EUROPEANS ARE keen users of the internet, but you would not know it looking at a list of the world’s biggest companies peddling stuff and services online. The continent’s failure to spawn an Amazon or Alibaba—the top 20 most valuable internet firms are either American or Chinese—has long been a blemish on Europe’s collective self-esteem. That will soon change. On March 25th Naspers, a South African media group, announced it would spin off a company made up of its investments in tech firms and list it in Amsterdam. Europe, at last, will have a tech giant of its own.
Sort of. The new firm will certainly be big: analysts expect NewCo, as the outfit is being dubbed until branding consultants come up with an even less inspiring name, will boast a market value of around $100bn. But what would be Europe’s second-biggest technology firm (see chart) will have little to do with Europe or its consumers. Most of its value will be down to the purchase in 2001 by Naspers of one-third of Tencent, a Chinese group best known for its ubiquitous WeChat app, for $32m. The 31% stake it still owns is now worth $133bn.

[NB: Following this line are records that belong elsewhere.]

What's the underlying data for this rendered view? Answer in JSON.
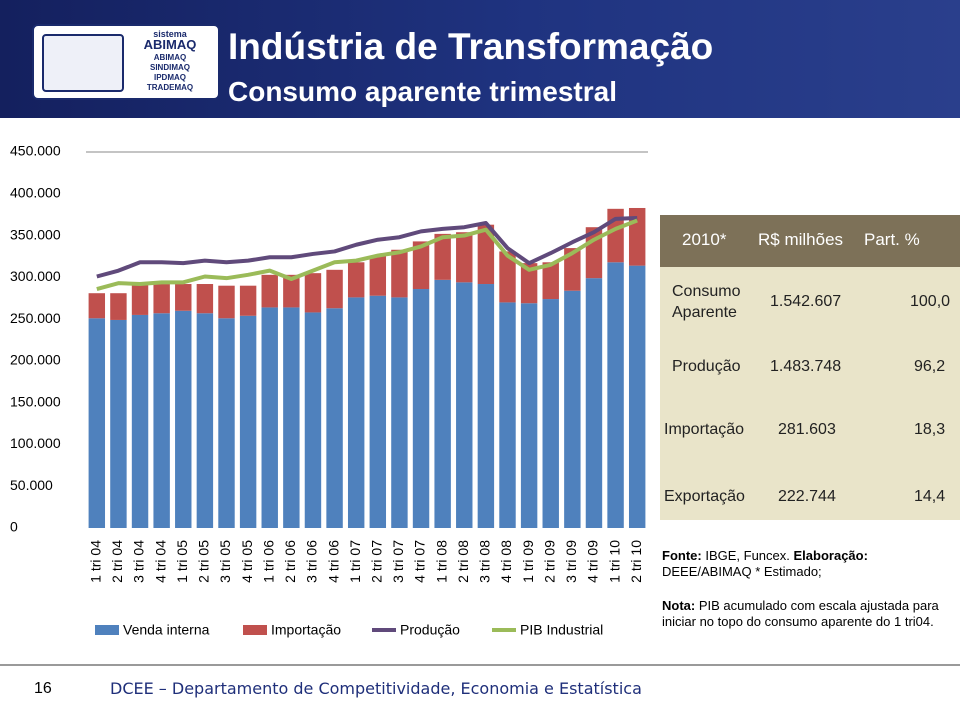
{
  "header": {
    "title": "Indústria de Transformação",
    "subtitle": "Consumo aparente trimestral",
    "logo": [
      "sistema",
      "ABIMAQ",
      "ABIMAQ",
      "SINDIMAQ",
      "IPDMAQ",
      "TRADEMAQ"
    ]
  },
  "chart_data": {
    "type": "bar",
    "stacked": true,
    "categories": [
      "1 tri 04",
      "2 tri 04",
      "3 tri 04",
      "4 tri 04",
      "1 tri 05",
      "2 tri 05",
      "3 tri 05",
      "4 tri 05",
      "1 tri 06",
      "2 tri 06",
      "3 tri 06",
      "4 tri 06",
      "1 tri 07",
      "2 tri 07",
      "3 tri 07",
      "4 tri 07",
      "1 tri 08",
      "2 tri 08",
      "3 tri 08",
      "4 tri 08",
      "1 tri 09",
      "2 tri 09",
      "3 tri 09",
      "4 tri 09",
      "1 tri 10",
      "2 tri 10"
    ],
    "series": [
      {
        "name": "Venda interna",
        "type": "bar",
        "color": "#4f81bd",
        "values": [
          251000,
          249000,
          255000,
          257000,
          260000,
          257000,
          251000,
          254000,
          264000,
          264000,
          258000,
          263000,
          276000,
          278000,
          276000,
          286000,
          297000,
          294000,
          292000,
          270000,
          269000,
          274000,
          284000,
          299000,
          318000,
          314000
        ]
      },
      {
        "name": "Importação",
        "type": "bar",
        "color": "#c0504d",
        "values": [
          30000,
          32000,
          36000,
          37000,
          32000,
          35000,
          39000,
          36000,
          39000,
          39000,
          47000,
          46000,
          42000,
          48000,
          57000,
          57000,
          55000,
          60000,
          71000,
          61000,
          48000,
          44000,
          51000,
          61000,
          64000,
          69000
        ]
      },
      {
        "name": "Produção",
        "type": "line",
        "color": "#604a7b",
        "values": [
          301000,
          308000,
          318000,
          318000,
          317000,
          320000,
          318000,
          320000,
          324000,
          324000,
          328000,
          331000,
          339000,
          345000,
          348000,
          355000,
          358000,
          360000,
          365000,
          335000,
          317000,
          329000,
          342000,
          354000,
          370000,
          371000
        ]
      },
      {
        "name": "PIB Industrial",
        "type": "line",
        "color": "#9bbb59",
        "values": [
          286000,
          293000,
          292000,
          294000,
          294000,
          301000,
          299000,
          303000,
          308000,
          298000,
          308000,
          318000,
          320000,
          326000,
          330000,
          337000,
          348000,
          350000,
          357000,
          326000,
          309000,
          315000,
          329000,
          345000,
          358000,
          368000
        ]
      }
    ],
    "ylim": [
      0,
      450000
    ],
    "yticks": [
      0,
      {
        "value": 50000,
        "label": "50.000"
      },
      {
        "value": 100000,
        "label": "100.000"
      },
      {
        "value": 150000,
        "label": "150.000"
      },
      {
        "value": 200000,
        "label": "200.000"
      },
      {
        "value": 250000,
        "label": "250.000"
      },
      {
        "value": 300000,
        "label": "300.000"
      },
      {
        "value": 350000,
        "label": "350.000"
      },
      {
        "value": 400000,
        "label": "400.000"
      },
      {
        "value": 450000,
        "label": "450.000"
      }
    ],
    "grid": false,
    "legend": "bottom"
  },
  "table": {
    "header": [
      "2010*",
      "R$ milhões",
      "Part. %"
    ],
    "rows": [
      [
        "Consumo Aparente",
        "1.542.607",
        "100,0"
      ],
      [
        "Produção",
        "1.483.748",
        "96,2"
      ],
      [
        "Importação",
        "281.603",
        "18,3"
      ],
      [
        "Exportação",
        "222.744",
        "14,4"
      ]
    ]
  },
  "notes": {
    "source_label": "Fonte:",
    "source_text": "IBGE, Funcex.",
    "credit_label": "Elaboração:",
    "credit_text": "DEEE/ABIMAQ * Estimado;",
    "note_label": "Nota:",
    "note_text": "PIB acumulado com escala ajustada para iniciar no topo do consumo aparente do 1 tri04."
  },
  "footer": {
    "page": "16",
    "department": "DCEE – Departamento de Competitividade, Economia e Estatística"
  }
}
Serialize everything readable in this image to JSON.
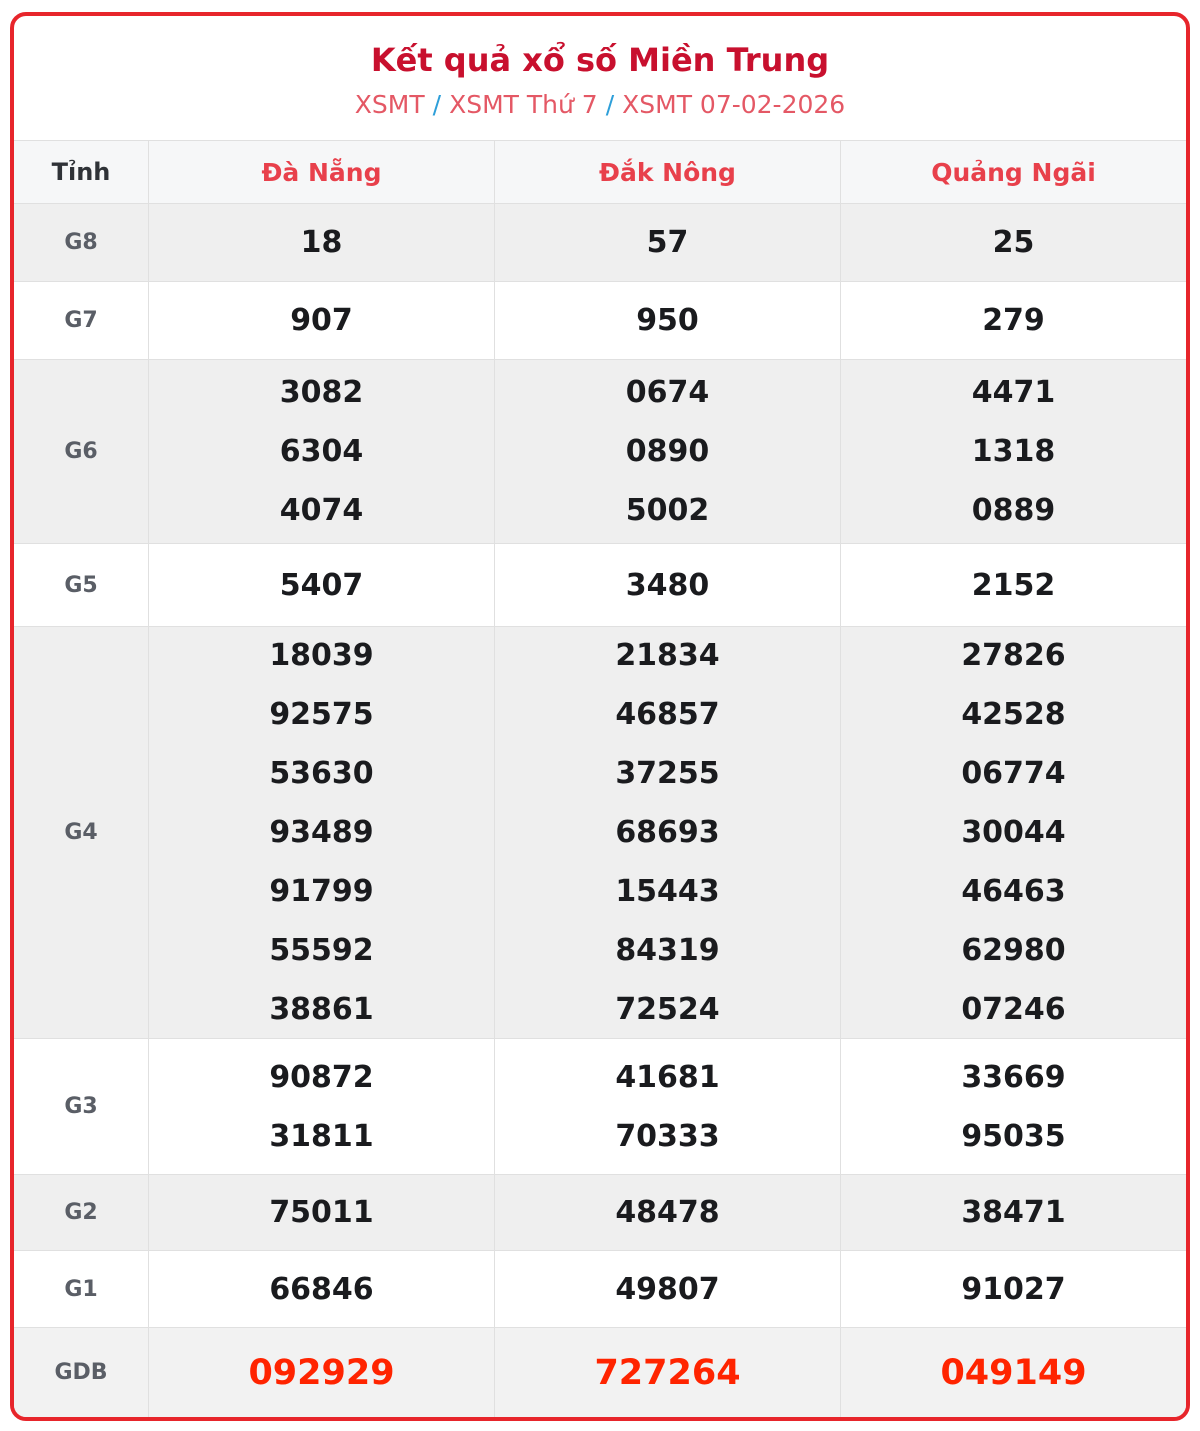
{
  "page": {
    "title": "Kết quả xổ số Miền Trung"
  },
  "breadcrumb": {
    "separator": "/",
    "items": [
      "XSMT",
      "XSMT Thứ 7",
      "XSMT 07-02-2026"
    ]
  },
  "colors": {
    "card_border": "#e7252b",
    "title": "#c8102e",
    "breadcrumb_link": "#e45865",
    "breadcrumb_separator": "#2e9fd9",
    "province_header": "#e8404b",
    "corner_label": "#2f3237",
    "prize_label": "#5a5e66",
    "number": "#1a1b1e",
    "jackpot_number": "#ff2400",
    "row_shade": "#efefef",
    "header_bg": "#f6f7f8",
    "gdb_bg": "#f2f2f2",
    "grid_line": "#e0e0e0"
  },
  "table": {
    "corner_label": "Tỉnh",
    "provinces": [
      "Đà Nẵng",
      "Đắk Nông",
      "Quảng Ngãi"
    ],
    "rows": [
      {
        "label": "G8",
        "cells": [
          [
            "18"
          ],
          [
            "57"
          ],
          [
            "25"
          ]
        ]
      },
      {
        "label": "G7",
        "cells": [
          [
            "907"
          ],
          [
            "950"
          ],
          [
            "279"
          ]
        ]
      },
      {
        "label": "G6",
        "cells": [
          [
            "3082",
            "6304",
            "4074"
          ],
          [
            "0674",
            "0890",
            "5002"
          ],
          [
            "4471",
            "1318",
            "0889"
          ]
        ]
      },
      {
        "label": "G5",
        "cells": [
          [
            "5407"
          ],
          [
            "3480"
          ],
          [
            "2152"
          ]
        ]
      },
      {
        "label": "G4",
        "cells": [
          [
            "18039",
            "92575",
            "53630",
            "93489",
            "91799",
            "55592",
            "38861"
          ],
          [
            "21834",
            "46857",
            "37255",
            "68693",
            "15443",
            "84319",
            "72524"
          ],
          [
            "27826",
            "42528",
            "06774",
            "30044",
            "46463",
            "62980",
            "07246"
          ]
        ]
      },
      {
        "label": "G3",
        "cells": [
          [
            "90872",
            "31811"
          ],
          [
            "41681",
            "70333"
          ],
          [
            "33669",
            "95035"
          ]
        ]
      },
      {
        "label": "G2",
        "cells": [
          [
            "75011"
          ],
          [
            "48478"
          ],
          [
            "38471"
          ]
        ]
      },
      {
        "label": "G1",
        "cells": [
          [
            "66846"
          ],
          [
            "49807"
          ],
          [
            "91027"
          ]
        ]
      },
      {
        "label": "GDB",
        "cells": [
          [
            "092929"
          ],
          [
            "727264"
          ],
          [
            "049149"
          ]
        ]
      }
    ]
  }
}
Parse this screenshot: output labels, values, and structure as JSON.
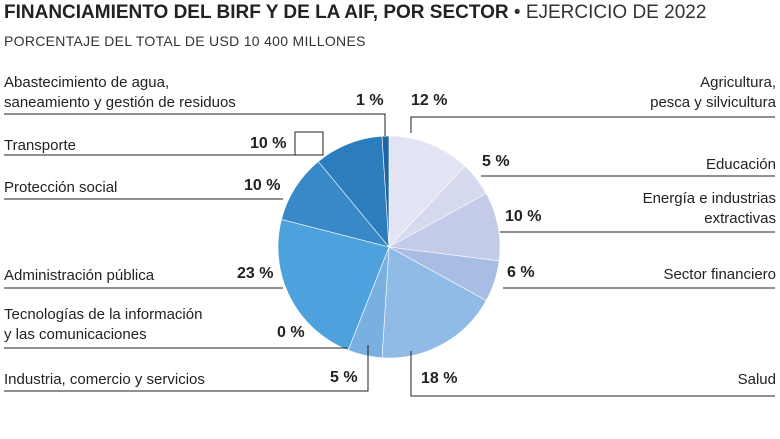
{
  "title": {
    "bold": "FINANCIAMIENTO DEL BIRF Y DE LA AIF, POR SECTOR",
    "separator": "•",
    "light": "EJERCICIO DE 2022"
  },
  "subtitle": "PORCENTAJE DEL TOTAL DE USD 10 400 MILLONES",
  "chart_data": {
    "type": "pie",
    "title": "FINANCIAMIENTO DEL BIRF Y DE LA AIF, POR SECTOR • EJERCICIO DE 2022",
    "subtitle": "PORCENTAJE DEL TOTAL DE USD 10 400 MILLONES",
    "total": "USD 10 400 millones",
    "slices": [
      {
        "label_lines": [
          "Agricultura,",
          "pesca y silvicultura"
        ],
        "value": 12,
        "pct_label": "12 %",
        "color": "#e2e4f3"
      },
      {
        "label_lines": [
          "Educación"
        ],
        "value": 5,
        "pct_label": "5 %",
        "color": "#d5daee"
      },
      {
        "label_lines": [
          "Energía e industrias",
          "extractivas"
        ],
        "value": 10,
        "pct_label": "10 %",
        "color": "#c3cbe9"
      },
      {
        "label_lines": [
          "Sector financiero"
        ],
        "value": 6,
        "pct_label": "6 %",
        "color": "#a9bde4"
      },
      {
        "label_lines": [
          "Salud"
        ],
        "value": 18,
        "pct_label": "18 %",
        "color": "#8fbbe6"
      },
      {
        "label_lines": [
          "Industria, comercio y servicios"
        ],
        "value": 5,
        "pct_label": "5 %",
        "color": "#7aafe2"
      },
      {
        "label_lines": [
          "Tecnologías de la información",
          "y las comunicaciones"
        ],
        "value": 0,
        "pct_label": "0 %",
        "color": "#4f9bd8"
      },
      {
        "label_lines": [
          "Administración pública"
        ],
        "value": 23,
        "pct_label": "23 %",
        "color": "#4da2de"
      },
      {
        "label_lines": [
          "Protección social"
        ],
        "value": 10,
        "pct_label": "10 %",
        "color": "#3789c7"
      },
      {
        "label_lines": [
          "Transporte"
        ],
        "value": 10,
        "pct_label": "10 %",
        "color": "#2b7dbd"
      },
      {
        "label_lines": [
          "Abastecimiento de agua,",
          "saneamiento y gestión de residuos"
        ],
        "value": 1,
        "pct_label": "1 %",
        "color": "#1f65a3"
      }
    ]
  }
}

Naspers, which started out as an Afrikaans newspaper group a century ago, has since gone on to invest in a host of startups, mostly in emerging markets. The runaway success of Tencent has created an enviable headache: Naspers has become too big for the Johannesburg stock exchange, where it now makes up a quarter of the local index. Such scale requires foreign investors, not all of whom are keen on South Africa’s currency and political risk. Amsterdam, where Naspers already has staff, has similar listing requirements to Johannesburg.
Splitting the group and relocating part of it to Europe should help close the gap between the value of the stakes in businesses Naspers owns, such as Tencent, and its market capitalisation, which is lower. By the company’s own reckoning, the discount has widened from around 25% four years ago to over 40%. Some of this is inevitable: Naspers couldn’t sell its stake in Tencent without paying taxes, for example. But it looks embarrassing for executives when investors ascribe little value to anything other than its star equity holding.
Others know the feeling. SoftBank, a Japanese conglomerate, owns just under a third of Alibaba but gets (in its view) insufficient recognition from investors for its other businesses, like Sprint, an American telecoms firm, or a holding in a $100bn venture-capital fund that has rained money onto fashionable startups. Yahoo, an internet pioneer, has been renamed Altaba, a portmanteau of “alternative Alibaba”. By the time Yahoo’s bosses sold its operations to Verizon in 2017, keeping mainly its Alibaba stake, investors treated the stock as a back door to the Chinese firm.
Naspers has no plans to go that far. It will retain 75% of NewCo when it lists it later this year, and has not given up trying to replicate its Tencent jackpot. An investment in Flipkart, an Indian online retailer, made handsome returns when that firm was sold to Walmart last year, for example. The next wager on Europe, anyone?